I attended a regular highschool, still thinking that I will be a priest. Then, graduation came. Everyone was expecting that I’ll pursue my "calling." But to their surprise, I told them that I don’t feel like being celibate for the rest of my life. I wanted to have my own family. Besides, there are other ways to glorify God.
So, the "calling" has fled. New ideas came to my mind, new dreams I wanted to puruse. At the onset, I wanted to be an Engineer or an Architect or an Interior Designer or a Fine Arts graduate or an Educator. But, Accountancy never crossed my mind. Even I, was surprised that I entered such course. I was elated when I endured a dozen of major accounting subjects after eight painstaking semesters! To top that all, I even passed the Board Exams! I don’t know if that was just pure luck or really the Hands of God that made it all possible. But, I was really proud and thankful.
I then joined one of the country’s largest accounting and consultancy firm — PricewaterhouseCoopers. But I am not your ordinary auditor, I never tested the balances, I never performed substantive testing, I never got the chance to use my calculator again for the voluminous computations, I never really applied the GAAP’s and the GAAS’s, I never practiced what I learned from college. That is because, I became part of the firm’s IT Audit Group.
The first six months of my stay was very trying. I wanted to pass my resignation letter before I even got my regularization. But I told myself, maybe I’m still adjusting, maybe I am not yet used to testing controls in a computerized environment for a financial services company, since college was more on numbers, more on manufacturing…. Blah blah blah… in other words, I stayed.
I celebrated my first anniversary in the firm… Yey! I survived! At that point, I was at the crossroads again… I needed to decide whether to stay or not. I stayed, but I don’t know if my reason was reasonable. I stayed because I wanted to experience how it feels to receive my profit share. Profit share is the excess of the firms’ earnings distributed to all employees of the firm, after the partner’s shares are already satisfied.

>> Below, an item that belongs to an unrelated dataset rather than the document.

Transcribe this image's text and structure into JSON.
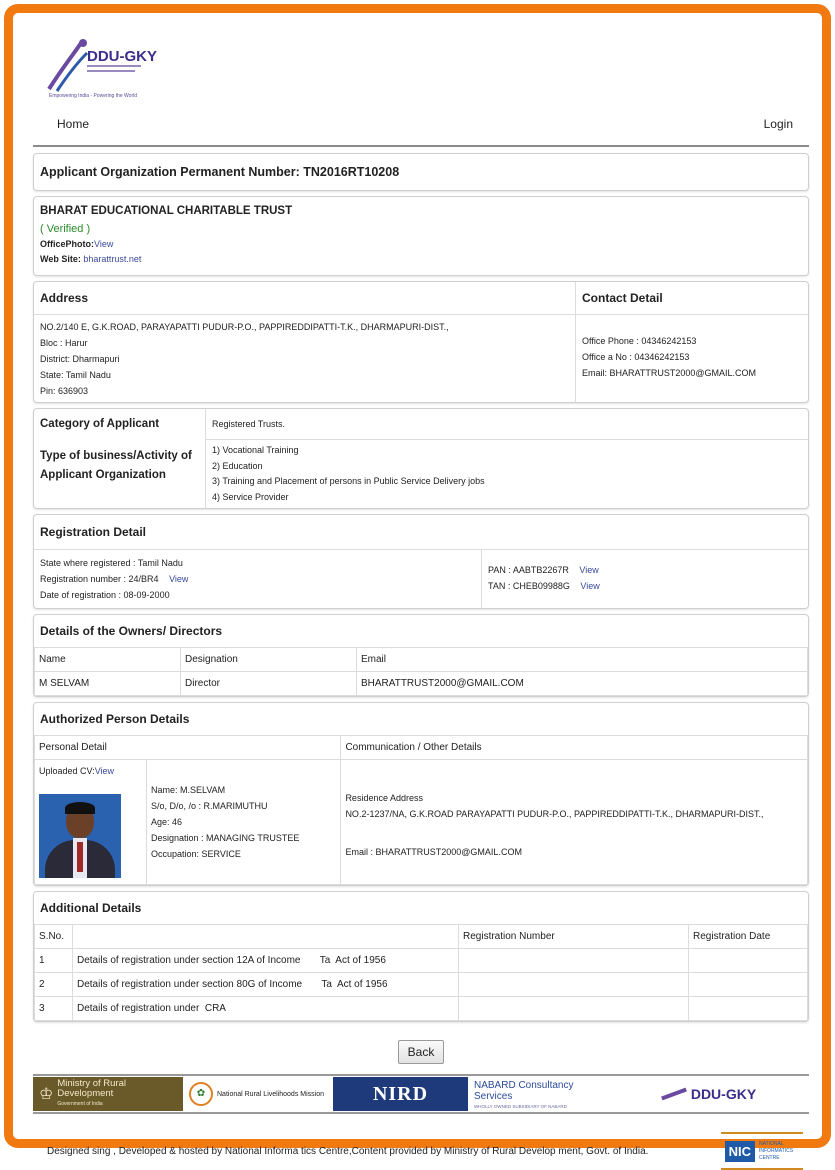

Somehow, receiving my PS (short for profit share) boosted my morale. But that was not very long. My performance, I think, dwindled. I was not the same Christian who gave quality outputs. I wanted to resign December of that year. But a news came to my knowledge. My manager informed me that I will be one of the candidates for promotion as senior associate. Wow!!! Talk about luck!!! I don’t know if this is part of His Grand Design, or is it just me not reading the right signs. I bet you already know what happened. Yes, I stayed.
I was promoted last July. More pay = More responsibility + more work. But I never complained. I enjoyed my new role. But again, the enthusiasm never lasted long. My performance is starting to deteriorate (I think). I am pressured, I am stressed. In fact, my scalp is already flaking and I look 10 years older than my real age!!! Hwwaaa!!!
I don’t know what will happen next. I don’t know if there’s still something that will make me stay. For now, entries in my book of life is already entered, but for sure, adjustments will be made later on to reflect complete and accurate results of the accounting of my life.